Tile can bring color, texture, and functionality to a bathroom remodel, but only if the tile is installed properly.
And unfortunately, it’s easy to spot bad tile work in a bathroom remodeling job. “Sometimes you can see a poor installation right away. At first glance, a giveaway would be uneven tiles or grout joints not lining up,” says Frank Brennan, president of FBT Tile & Marble in Dumfries, Va., and the tile contractor at the Model ReModel, which includes three bathroom remodels. “Other times the installation will look good, but the preparation work was not done correctly, leading to shower leaks, cracked tiles, tiles falling off the walls, or tiles de-bonding from the floor.”
Don't Make These Tile Mistakes in a Bathroom Remodel
Here are the mistakes Brennan says to avoid if you want a quality tile job and a happy homeowner for your next bathroom remodeling job.
Moving forward with a bathroom remodeling design before talking to the tile installer.
“The biggest issue we run into with remodelers is that their designers will create an elevation or floor plan of what they want the tile to look like once it’s installed, and when we get to installation, it’s not workable. We then have to pull the designer back in to explain why it won’t work, and the installation gets delayed until an alternate design can be approved,” Brennan says. “Just because it can be done on paper does not mean it can be done in the real world.”
Failing to map out the tile design.
“When you fail to plan, you plan to fail,” says Brennan, who says mapping a tile installation is essential, especially when you are dealing with bold patterns that need to match up, like the shower tile in the Model ReModel's primary bathroom.
Overlooking potential complications.
Other issues can add difficulty to tile installation in a bathroom remodeling job too, according to Brennan. “Custom niches, bowed walls, uneven floors--anything that is not a standard straight tile install will lead to complications,” he says. He urges remodelers and their tile contractor to make sure walls are plumb before anyone starts troweling mortar. The solution, even if the design just calls for a handful of large tiles in simple shapes? Doing the same type of map that you would expect to do for a more complex tile design. “Taking the time to map out the installation before starting to set the tile is key to heading off problems,” Brennan says.
Skipping the prep work.
“Not using the proper underlayment or preparation before installing tile on floors and walls is the biggest mistake installers make,” Brennan says. “Every job calls for different subflooring, types of mortar, and other items to do the best quality tile installation possible.”

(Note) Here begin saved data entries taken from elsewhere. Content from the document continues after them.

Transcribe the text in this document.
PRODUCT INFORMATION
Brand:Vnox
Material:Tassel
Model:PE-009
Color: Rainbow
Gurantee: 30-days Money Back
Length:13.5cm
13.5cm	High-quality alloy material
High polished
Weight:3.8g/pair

Choosing a new-to-the industry contractor that offers a low-cost bid.
There are numerous things that can go wrong with a tile job, from using the wrong adhesive to using too much grout (or too little). “Inexperienced installers are the most likely to make mistakes,” Brennan observes. “Make sure to hire a company that has well-trained or certified tile installers on staff. A certified installer will have the training to prevent a sub-par tile installation.”